Boil beef shank in hot water for 5 minutes and strain. This removes impurities in the beef before cooking it.
1½ - 2 lbs beef shank
In a pot, add 1 tbsp of oil and heat over medium heat. Add ginger, garlic, and shallots (cut into quarters) and cook for 1 minute until aromatic.
1 tbsp oil, 8 cloves garlic, 4 slices ginger, 1 large shallot
Add dry aromatics and cook for 30 seconds.

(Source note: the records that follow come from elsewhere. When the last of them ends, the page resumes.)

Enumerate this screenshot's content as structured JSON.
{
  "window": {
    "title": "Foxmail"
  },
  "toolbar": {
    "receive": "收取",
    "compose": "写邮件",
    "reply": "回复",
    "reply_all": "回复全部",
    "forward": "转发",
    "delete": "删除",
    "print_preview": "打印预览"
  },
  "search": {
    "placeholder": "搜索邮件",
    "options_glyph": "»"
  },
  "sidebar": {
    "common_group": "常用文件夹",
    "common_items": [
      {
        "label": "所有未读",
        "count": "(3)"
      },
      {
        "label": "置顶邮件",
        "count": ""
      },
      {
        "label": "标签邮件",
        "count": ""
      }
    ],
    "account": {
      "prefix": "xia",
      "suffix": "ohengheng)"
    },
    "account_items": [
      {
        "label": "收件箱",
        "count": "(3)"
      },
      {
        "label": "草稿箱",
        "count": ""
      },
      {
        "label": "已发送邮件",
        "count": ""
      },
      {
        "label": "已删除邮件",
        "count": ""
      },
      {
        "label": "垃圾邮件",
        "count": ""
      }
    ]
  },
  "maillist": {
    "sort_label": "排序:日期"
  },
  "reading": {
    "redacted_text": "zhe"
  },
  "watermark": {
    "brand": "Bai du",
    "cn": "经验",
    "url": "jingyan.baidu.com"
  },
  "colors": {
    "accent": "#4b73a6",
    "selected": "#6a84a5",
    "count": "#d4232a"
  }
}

7 star anise, 1½ tbsp cloves, 4 bay leaves, 1 tbsp Sichuan peppercorn, 2 cinnamon sticks, 1 dried orange peel
Add water, soy sauce, dark soy sauce, and sugar. Bring up to a boil.
3½ cups water, 1 cup soy sauce, ¼ cup dark soy sauce, 80 g rock or brown sugar
Add beef shank back in along with rice wine.
1½ - 2 lbs beef shank, 2 tbsp Shaoxing rice wine
Reduce to medium heat and don't fully cover it with a lid, leaving some breathing space. Cook for 1 hour, flipping the meat half way through.
Strain out the meat and all aromatics. Let the meat fully cool down in the fridge.
Thinly slice against the grain and serve with some more braising liquid or on noodles.